Inflationary Phase Transitions in the Early Universe: A Bayesian Study with Space-Based Gravitational Waves Detectors

Abstract

Phase transitions during inflation can generate a stochastic gravitational-wave background that probes primordial physics. We study the detectability and parameter reconstruction of such a signal with a space-based gravitational-wave detector. Using a Taiji-like mission as a benchmark, we construct a realistic data-analysis framework that includes instrumental noise, astrophysical foregrounds and backgrounds, and the $A$, $E$, and $T$ time-delay interferometry channels. The target signal is described in a minimal, model-independent form and analyzed using both Fisher-matrix forecasts and Bayesian inference with nested sampling. We quantify detection significance and parameter-recovery thresholds, showing that while detection is achievable at moderate signal-to-noise ratios, stronger signals provide more reliable parameter reconstruction.

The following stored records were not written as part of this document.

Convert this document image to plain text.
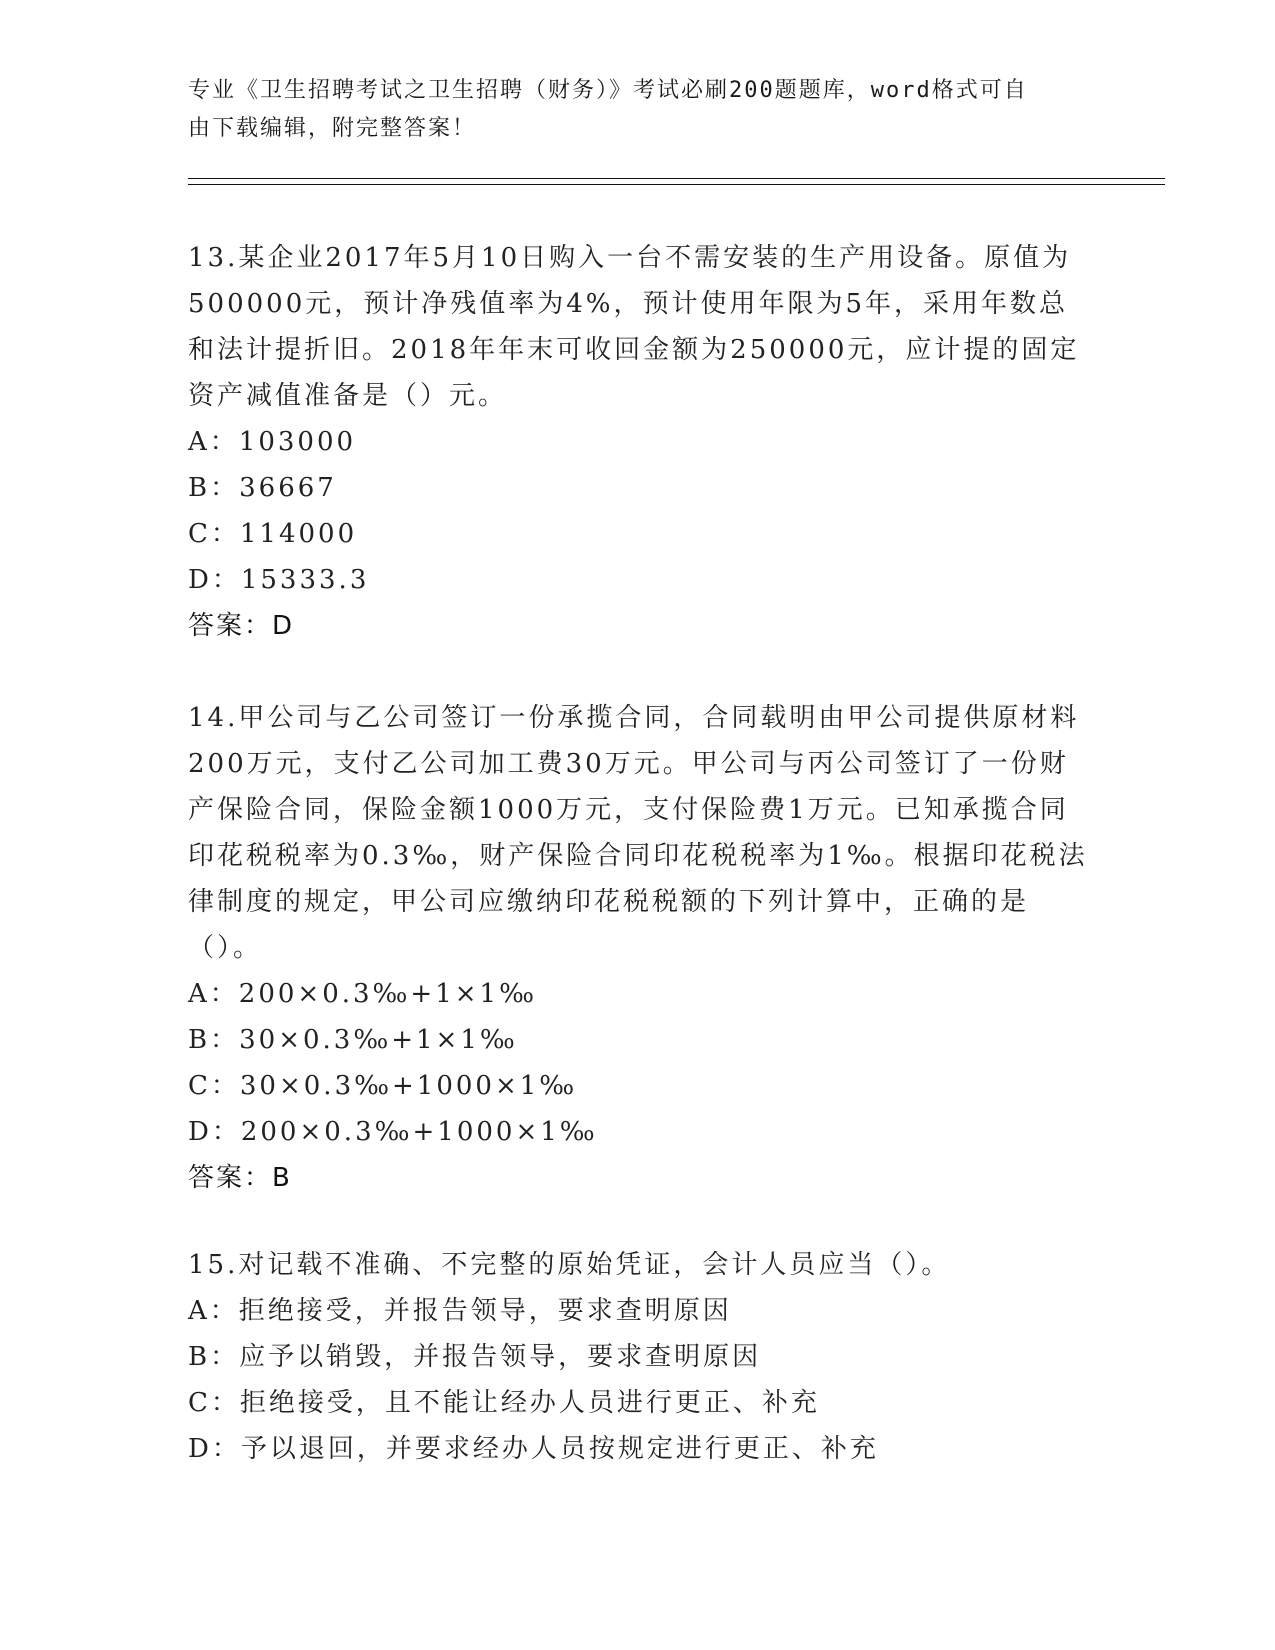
专业《卫生招聘考试之卫生招聘（财务）》考试必刷200题题库，word格式可自
由下载编辑，附完整答案！

13.某企业2017年5月10日购入一台不需安装的生产用设备。原值为500000元，预计净残值率为4%，预计使用年限为5年，采用年数总和法计提折旧。2018年年末可收回金额为250000元，应计提的固定资产减值准备是（）元。

A：103000

B：36667

C：114000

D：15333.3

答案：D

14.甲公司与乙公司签订一份承揽合同，合同载明由甲公司提供原材料200万元，支付乙公司加工费30万元。甲公司与丙公司签订了一份财产保险合同，保险金额1000万元，支付保险费1万元。已知承揽合同印花税税率为0.3‰，财产保险合同印花税税率为1‰。根据印花税法律制度的规定，甲公司应缴纳印花税税额的下列计算中，正确的是（）。

A：200×0.3‰+1×1‰

B：30×0.3‰+1×1‰

C：30×0.3‰+1000×1‰

D：200×0.3‰+1000×1‰

答案：B

15.对记载不准确、不完整的原始凭证，会计人员应当（）。

A：拒绝接受，并报告领导，要求查明原因

B：应予以销毁，并报告领导，要求查明原因

C：拒绝接受，且不能让经办人员进行更正、补充

D：予以退回，并要求经办人员按规定进行更正、补充
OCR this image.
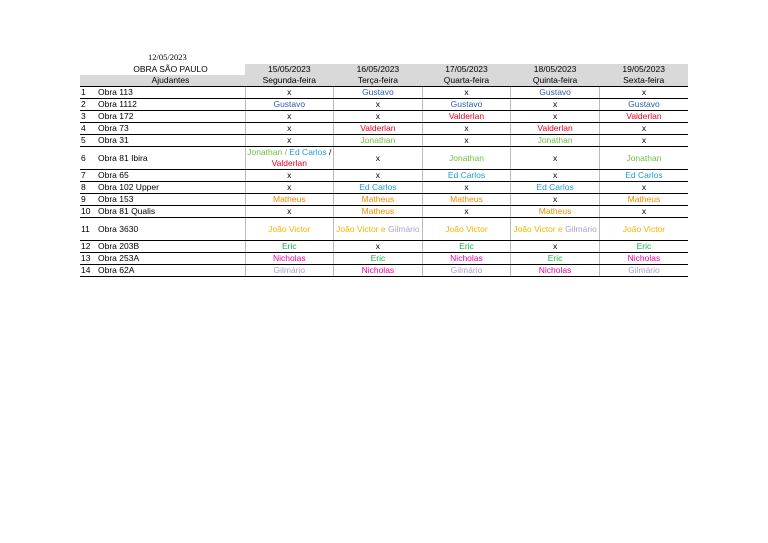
12/05/2023
	OBRA SÃO PAULO	15/05/2023	16/05/2023	17/05/2023	18/05/2023	19/05/2023
	Ajudantes	Segunda-feira	Terça-feira	Quarta-feira	Quinta-feira	Sexta-feira
1	Obra 113	x	Gustavo	x	Gustavo	x
2	Obra 1112	Gustavo	x	Gustavo	x	Gustavo
3	Obra 172	x	x	Valderlan	x	Valderlan
4	Obra 73	x	Valderlan	x	Valderlan	x
5	Obra 31	x	Jonathan	x	Jonathan	x
6	Obra 81 Ibira	Jonathan / Ed Carlos / Valderlan	x	Jonathan	x	Jonathan
7	Obra 65	x	x	Ed Carlos	x	Ed Carlos
8	Obra 102 Upper	x	Ed Carlos	x	Ed Carlos	x
9	Obra 153	Matheus	Matheus	Matheus	x	Matheus
10	Obra 81 Qualis	x	Matheus	x	Matheus	x
11	Obra 3630	João Victor	João Victor e Gilmário	João Victor	João Victor e Gilmário	João Victor
12	Obra 203B	Eric	x	Eric	x	Eric
13	Obra 253A	Nicholas	Eric	Nicholas	Eric	Nicholas
14	Obra 62A	Gilmário	Nicholas	Gilmário	Nicholas	Gilmário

These results offer a realistic assessment of the capability of future space-based missions to probe phase transitions during inflation through stochastic gravitational radiation.

Figures (2)

• Figure 1: Corner plot of the posterior distributions for the ten model parameters obtained from NS (red), compared with the corresponding FIM confidence ellipses (blue). Dark and light shaded regions indicate the $68\%$ and $95\%$ credible levels, respectively. Red crosshairs denote the posterior means inferred from NS, while blue crosshairs mark the injected fiducial values. The diagonal panels show the marginalized one-dimensional distributions, with dashed lines indicating the $1\sigma$ intervals (red for NS and blue for FIM). The inset displays the injected stochastic spectra, including the astrophysical foreground (gray), the astrophysical background (green), and the InPT signal (orange), together with the Taiji noise curve (purple). For this injection, the resulting SNRs are $\mathrm{SNR}_a=118$ and $\mathrm{SNR}_r=66$, and the NS analysis yields $\ln \mathrm{BF}=42.24$ when comparing models with and without an InPT component. Overall agreement between the NS and FIM results is observed, with small discrepancies arising from non-Gaussian posteriors and statistical fluctuations.
• Figure 2: Detectability and parameter recovery of the InPT signal. The left panel shows exclusion and detection contours in the $(\log_{10}(f_{\rm ref}/{\rm Hz}),\,\log_{10} B_{\rm ref})$ plane. The gray and blue curves correspond to absolute SNRs of 2 and 10, respectively, while the green curve marks the threshold for reliable parameter recovery at $\mathrm{SNR}=33$. Red ellipses denote representative $2\sigma$ confidence regions predicted by the FIM at $\log_{10}(f_{\rm ref}/{\rm Hz})=-3$ and $\log_{10} B_{\rm ref}=-14.5,-14,-13.5$. The middle panel shows the same contours expressed in terms of $\log_{10} A_{\rm ref}$, obtained from $B_{\rm ref}$ via Eq. \ref{['gbc']}. The right panel presents the relative uncertainty in $\log_{10} B_{\rm ref}$ as a function of its injected value for different astrophysical foreground and background amplitudes. The solid red curve corresponds to the fiducial model, red markers indicate NS results at selected injection points, and the dashed (dot-dashed) curves represent enhanced or suppressed astrophysical background (foreground) contributions.